I took the last bivariate plot and applied the number of donations variable to examine if it could explain the high correlation between contribution totals and total employees. I did not apply the alpha parameter, to better visualize the color ranges on the plot. It is apparent that number of donations did not have much impact on the variables since there is such little variation of colors.
For each city, I want to see what the mean_donation & it’s relationship with the number of donations. Houston had the most donations but a lower mean than Dallas.

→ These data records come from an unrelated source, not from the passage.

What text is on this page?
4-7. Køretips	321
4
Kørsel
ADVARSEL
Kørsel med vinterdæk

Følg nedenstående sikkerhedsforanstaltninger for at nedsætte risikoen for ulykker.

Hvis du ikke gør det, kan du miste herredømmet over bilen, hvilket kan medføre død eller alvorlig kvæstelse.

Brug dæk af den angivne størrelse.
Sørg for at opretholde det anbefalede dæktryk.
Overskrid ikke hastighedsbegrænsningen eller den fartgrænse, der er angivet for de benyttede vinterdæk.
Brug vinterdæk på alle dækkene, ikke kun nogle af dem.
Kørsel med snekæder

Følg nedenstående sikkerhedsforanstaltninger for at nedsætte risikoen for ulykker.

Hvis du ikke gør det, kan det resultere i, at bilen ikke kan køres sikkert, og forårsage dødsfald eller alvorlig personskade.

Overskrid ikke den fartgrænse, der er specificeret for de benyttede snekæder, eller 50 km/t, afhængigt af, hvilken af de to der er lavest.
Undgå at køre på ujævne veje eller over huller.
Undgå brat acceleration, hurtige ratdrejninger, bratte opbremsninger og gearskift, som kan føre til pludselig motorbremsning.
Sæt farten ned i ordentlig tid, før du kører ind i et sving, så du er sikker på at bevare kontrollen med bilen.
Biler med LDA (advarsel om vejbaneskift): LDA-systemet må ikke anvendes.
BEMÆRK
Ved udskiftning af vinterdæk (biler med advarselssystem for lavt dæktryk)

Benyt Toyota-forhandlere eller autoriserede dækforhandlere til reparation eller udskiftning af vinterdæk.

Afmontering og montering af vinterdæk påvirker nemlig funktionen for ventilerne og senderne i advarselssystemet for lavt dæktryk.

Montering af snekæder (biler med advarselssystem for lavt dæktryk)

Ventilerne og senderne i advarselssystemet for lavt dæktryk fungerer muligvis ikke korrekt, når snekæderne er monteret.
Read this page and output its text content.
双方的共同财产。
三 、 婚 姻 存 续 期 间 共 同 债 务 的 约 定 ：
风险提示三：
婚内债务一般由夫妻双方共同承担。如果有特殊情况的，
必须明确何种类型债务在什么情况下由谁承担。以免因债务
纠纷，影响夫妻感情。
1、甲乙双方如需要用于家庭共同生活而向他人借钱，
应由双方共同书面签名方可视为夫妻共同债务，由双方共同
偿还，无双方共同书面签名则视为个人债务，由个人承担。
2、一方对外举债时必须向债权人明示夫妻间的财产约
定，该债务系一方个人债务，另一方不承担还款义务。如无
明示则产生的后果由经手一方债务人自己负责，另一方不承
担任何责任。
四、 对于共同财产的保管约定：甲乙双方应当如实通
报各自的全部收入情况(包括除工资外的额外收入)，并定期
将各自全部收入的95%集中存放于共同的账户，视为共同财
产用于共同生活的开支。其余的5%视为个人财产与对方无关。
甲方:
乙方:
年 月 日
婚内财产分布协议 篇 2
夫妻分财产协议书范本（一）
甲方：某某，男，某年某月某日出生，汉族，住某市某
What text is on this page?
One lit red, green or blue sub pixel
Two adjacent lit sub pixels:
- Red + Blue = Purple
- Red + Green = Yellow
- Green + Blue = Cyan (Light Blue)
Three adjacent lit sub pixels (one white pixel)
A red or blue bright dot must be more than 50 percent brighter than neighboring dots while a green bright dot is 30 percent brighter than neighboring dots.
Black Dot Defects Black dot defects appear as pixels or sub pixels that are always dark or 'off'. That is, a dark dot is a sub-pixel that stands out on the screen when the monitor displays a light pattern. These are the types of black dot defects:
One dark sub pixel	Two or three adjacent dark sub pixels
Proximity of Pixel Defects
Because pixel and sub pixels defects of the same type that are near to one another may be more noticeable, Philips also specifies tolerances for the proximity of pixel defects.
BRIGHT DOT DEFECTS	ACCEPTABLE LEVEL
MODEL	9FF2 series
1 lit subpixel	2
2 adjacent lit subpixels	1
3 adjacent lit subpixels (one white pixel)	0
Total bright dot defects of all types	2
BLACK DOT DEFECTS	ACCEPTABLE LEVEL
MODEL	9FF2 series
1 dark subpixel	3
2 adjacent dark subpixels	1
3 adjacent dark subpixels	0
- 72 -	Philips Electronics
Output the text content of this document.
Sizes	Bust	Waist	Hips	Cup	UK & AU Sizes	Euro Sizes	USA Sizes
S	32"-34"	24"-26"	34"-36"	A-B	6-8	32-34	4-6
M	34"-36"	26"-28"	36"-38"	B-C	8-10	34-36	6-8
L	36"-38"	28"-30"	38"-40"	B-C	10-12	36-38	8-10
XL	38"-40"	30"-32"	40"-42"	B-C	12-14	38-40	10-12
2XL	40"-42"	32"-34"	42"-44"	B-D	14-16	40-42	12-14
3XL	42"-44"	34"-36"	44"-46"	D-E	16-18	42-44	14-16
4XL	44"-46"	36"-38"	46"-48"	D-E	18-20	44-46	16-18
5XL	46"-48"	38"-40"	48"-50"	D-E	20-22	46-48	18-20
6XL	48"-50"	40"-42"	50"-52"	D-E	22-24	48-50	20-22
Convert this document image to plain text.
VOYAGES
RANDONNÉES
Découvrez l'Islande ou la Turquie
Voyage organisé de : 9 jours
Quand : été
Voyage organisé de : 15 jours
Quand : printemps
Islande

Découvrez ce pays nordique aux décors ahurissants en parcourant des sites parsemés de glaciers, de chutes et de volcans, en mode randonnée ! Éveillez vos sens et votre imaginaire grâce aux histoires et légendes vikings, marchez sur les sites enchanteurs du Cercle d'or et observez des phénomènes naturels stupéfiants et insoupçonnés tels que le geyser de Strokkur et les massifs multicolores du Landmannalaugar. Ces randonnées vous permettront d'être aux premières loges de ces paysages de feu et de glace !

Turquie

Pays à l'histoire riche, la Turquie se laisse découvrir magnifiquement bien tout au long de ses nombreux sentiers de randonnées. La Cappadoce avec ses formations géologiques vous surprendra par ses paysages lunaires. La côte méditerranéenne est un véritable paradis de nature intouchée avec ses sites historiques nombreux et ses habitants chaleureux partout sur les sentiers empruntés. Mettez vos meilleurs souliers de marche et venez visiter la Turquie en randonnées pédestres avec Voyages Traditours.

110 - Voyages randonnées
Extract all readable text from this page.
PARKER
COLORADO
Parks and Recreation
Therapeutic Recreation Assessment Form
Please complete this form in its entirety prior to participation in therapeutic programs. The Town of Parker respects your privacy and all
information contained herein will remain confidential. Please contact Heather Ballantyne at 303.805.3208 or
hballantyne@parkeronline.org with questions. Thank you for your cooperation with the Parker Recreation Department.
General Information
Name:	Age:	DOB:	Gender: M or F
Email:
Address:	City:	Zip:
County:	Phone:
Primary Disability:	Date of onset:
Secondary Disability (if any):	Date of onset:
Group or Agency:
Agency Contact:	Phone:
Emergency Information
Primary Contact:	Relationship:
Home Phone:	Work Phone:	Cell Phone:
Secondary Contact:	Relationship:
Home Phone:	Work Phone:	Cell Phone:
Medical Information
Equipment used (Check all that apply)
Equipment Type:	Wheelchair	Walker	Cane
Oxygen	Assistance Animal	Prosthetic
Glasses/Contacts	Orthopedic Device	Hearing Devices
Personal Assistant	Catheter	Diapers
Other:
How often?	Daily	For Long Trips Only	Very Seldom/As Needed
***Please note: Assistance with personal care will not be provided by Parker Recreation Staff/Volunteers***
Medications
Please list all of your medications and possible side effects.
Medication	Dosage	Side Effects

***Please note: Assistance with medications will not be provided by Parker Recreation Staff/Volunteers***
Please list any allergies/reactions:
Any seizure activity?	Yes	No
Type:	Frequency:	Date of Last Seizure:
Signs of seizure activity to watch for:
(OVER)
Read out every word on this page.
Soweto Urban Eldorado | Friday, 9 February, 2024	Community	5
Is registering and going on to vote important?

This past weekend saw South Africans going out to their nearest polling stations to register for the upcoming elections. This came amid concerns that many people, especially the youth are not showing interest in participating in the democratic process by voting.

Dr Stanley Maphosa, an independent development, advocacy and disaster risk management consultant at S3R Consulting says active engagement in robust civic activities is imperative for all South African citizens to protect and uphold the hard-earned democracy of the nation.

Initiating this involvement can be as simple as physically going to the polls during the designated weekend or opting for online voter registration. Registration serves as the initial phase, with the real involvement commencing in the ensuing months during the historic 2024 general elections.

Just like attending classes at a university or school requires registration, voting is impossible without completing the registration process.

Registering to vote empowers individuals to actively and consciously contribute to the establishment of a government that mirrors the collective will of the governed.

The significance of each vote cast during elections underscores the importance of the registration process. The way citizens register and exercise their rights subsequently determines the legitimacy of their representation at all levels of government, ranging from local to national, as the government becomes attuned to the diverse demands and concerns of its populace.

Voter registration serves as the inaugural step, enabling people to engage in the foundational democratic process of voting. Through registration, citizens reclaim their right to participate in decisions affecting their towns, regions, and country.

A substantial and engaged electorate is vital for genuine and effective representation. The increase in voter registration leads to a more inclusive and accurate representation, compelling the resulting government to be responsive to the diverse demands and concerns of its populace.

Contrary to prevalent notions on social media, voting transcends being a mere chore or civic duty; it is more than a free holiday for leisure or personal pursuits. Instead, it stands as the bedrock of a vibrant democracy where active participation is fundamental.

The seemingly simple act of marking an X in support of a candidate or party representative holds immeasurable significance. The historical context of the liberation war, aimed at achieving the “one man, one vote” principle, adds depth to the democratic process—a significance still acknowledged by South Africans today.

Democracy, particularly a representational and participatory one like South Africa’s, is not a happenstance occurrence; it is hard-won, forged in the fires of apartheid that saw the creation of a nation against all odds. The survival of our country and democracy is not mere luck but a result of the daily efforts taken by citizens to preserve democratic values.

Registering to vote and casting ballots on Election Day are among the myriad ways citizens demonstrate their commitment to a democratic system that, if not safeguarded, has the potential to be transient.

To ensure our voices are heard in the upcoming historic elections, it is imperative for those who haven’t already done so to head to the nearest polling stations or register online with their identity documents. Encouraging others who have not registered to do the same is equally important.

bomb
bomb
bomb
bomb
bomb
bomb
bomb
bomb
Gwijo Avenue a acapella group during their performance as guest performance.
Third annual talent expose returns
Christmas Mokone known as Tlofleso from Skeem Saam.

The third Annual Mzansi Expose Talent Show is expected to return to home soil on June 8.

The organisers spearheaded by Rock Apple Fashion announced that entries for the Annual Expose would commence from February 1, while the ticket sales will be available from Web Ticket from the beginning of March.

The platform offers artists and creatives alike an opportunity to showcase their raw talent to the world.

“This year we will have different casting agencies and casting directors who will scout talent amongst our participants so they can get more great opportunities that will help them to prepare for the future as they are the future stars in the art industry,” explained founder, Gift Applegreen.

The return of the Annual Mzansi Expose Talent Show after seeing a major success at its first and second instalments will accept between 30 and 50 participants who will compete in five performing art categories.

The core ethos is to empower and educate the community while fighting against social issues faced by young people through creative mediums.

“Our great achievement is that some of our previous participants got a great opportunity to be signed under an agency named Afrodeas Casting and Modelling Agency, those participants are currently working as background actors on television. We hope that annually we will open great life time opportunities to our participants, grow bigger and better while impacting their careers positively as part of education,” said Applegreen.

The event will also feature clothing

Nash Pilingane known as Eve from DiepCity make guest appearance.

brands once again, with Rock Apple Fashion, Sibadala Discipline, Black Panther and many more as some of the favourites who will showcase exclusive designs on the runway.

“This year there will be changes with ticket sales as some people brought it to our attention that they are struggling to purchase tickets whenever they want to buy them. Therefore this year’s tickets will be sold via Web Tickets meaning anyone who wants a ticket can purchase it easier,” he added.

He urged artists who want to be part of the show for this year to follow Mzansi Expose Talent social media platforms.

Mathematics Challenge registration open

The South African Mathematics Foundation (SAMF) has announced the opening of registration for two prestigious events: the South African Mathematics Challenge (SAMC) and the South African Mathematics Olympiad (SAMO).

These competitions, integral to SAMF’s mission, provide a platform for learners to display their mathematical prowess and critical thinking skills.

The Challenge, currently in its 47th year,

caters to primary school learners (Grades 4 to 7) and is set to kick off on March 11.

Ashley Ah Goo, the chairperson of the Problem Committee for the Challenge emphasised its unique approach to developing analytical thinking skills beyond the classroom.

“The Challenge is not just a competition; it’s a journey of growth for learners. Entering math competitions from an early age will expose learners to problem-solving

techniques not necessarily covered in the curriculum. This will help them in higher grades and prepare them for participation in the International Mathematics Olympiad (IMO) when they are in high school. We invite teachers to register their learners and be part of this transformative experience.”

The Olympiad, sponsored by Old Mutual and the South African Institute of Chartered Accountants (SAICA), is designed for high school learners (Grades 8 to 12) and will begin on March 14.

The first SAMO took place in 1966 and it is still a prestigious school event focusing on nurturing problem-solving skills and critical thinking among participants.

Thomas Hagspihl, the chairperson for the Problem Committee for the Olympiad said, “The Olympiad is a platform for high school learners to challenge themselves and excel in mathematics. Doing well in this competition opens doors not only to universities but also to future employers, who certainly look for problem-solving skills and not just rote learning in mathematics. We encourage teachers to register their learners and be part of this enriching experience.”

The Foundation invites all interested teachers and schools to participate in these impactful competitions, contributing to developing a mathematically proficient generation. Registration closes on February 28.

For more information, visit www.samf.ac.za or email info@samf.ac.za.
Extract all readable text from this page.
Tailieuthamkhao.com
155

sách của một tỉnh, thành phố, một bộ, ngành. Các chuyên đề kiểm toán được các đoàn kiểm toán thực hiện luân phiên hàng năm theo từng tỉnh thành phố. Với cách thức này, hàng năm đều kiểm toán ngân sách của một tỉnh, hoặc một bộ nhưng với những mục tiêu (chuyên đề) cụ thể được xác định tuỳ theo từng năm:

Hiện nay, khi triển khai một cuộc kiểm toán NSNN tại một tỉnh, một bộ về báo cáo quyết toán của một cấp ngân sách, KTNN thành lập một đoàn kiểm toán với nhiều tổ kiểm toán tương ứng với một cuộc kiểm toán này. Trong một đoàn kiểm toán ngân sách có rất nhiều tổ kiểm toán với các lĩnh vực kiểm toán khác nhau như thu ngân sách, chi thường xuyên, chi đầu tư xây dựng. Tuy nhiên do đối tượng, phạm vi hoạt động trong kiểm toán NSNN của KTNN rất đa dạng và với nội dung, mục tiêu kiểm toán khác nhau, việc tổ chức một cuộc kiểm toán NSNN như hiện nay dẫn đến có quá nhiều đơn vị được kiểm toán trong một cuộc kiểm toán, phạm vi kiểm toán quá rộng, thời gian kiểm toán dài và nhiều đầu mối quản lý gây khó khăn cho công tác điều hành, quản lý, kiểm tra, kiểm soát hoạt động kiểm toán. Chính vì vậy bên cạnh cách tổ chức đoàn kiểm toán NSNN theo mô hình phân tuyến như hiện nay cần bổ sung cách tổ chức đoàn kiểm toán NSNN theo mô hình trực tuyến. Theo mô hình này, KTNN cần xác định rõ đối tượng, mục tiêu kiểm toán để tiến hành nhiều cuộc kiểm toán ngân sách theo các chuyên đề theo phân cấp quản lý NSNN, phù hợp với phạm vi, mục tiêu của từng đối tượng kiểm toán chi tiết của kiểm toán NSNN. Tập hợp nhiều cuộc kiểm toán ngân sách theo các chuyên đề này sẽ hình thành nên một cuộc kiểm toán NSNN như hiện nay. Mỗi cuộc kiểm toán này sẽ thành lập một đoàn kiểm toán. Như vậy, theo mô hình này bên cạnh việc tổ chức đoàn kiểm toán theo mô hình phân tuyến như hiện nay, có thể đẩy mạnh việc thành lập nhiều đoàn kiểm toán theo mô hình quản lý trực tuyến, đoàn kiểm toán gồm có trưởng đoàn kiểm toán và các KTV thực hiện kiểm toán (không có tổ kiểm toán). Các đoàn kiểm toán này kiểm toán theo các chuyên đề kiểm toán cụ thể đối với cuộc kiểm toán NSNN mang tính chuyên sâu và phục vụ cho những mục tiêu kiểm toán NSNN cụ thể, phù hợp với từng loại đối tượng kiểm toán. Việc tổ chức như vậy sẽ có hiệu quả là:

For the first graph, the variables investigated were total_employees, contribution_total, and number_of_donations. In the last section, total_employees and contribution_total were determined to have a strong relationship, and I wanted to see if the number_of_donations had any influence. Upon further examination, there was very little variation in color (relation to number_of_donations) which meant there was little influence by the variable.
The second graph analyzed number_of_donations, contbr_city, and mean_donation. I was surprised to see much variation between number_of_donations and mean_donations. For example, Houston had the most donations, but had a higher mean than Austin (which came second in number od donations). I would be eager to compare this graph with mean salaries for individual cities in Texas.
This bar graph examines how much each candidate received of the different donation values. The donation amount most given by contributors were $200 and Under, and Hillary Clinton and Ted Cruz were the top 2 candidates receiving these donation types. Ted Cruz and Hillary Clinton continue to be popular candidates to receive donations, however Donald Trump recieved the most donations valued $200.01-499 than the other candidates - even though they were substantially less occurring. In all four bars, Bernie Sanders does not receive the most donations, however Bernie Sanders received more donations than Donald Trump when totaling donations.
The plot examines the relationship between number of employees and number of donations made in a given occupation. As the number of employees in a profession increased, the total donation amount also increased. It’s important to note that all occupations were included (of varying salaries) when making the plot, which could mean that salaries did not influence donation amount. More data regarding contributor’s salary would be required to formalize this finding.
The final variable that was explored further were Texan cities. Total donations and mean donations were examined for each city. While understanding each city has unique population counts and cultures, the results showed that cities contributed different number of donations and had varying means. Midland, for example, had under 5000 donations, but mean donation amount was around $300. Houston, on the other hand, had over 60,000 donations but it’s mean donation was around $200.
When conducting my analysis, I initially ran into some difficulties dealing with mostly qualitative data. The cities, candidates, contributor names, and contributor occupations are some of the variables I had extensive data on. I found a lot of success when I created the new “donation_level” variable to group the various donation amounts. It was easier to conduct analysis across the other variables with a cleaned variable. That data could be enriched with additional information about the contributors, such as salary amount and usual poltical alliance. I would not be surprised if usual Republican voters, voted for Hillary Clinton for this particular election.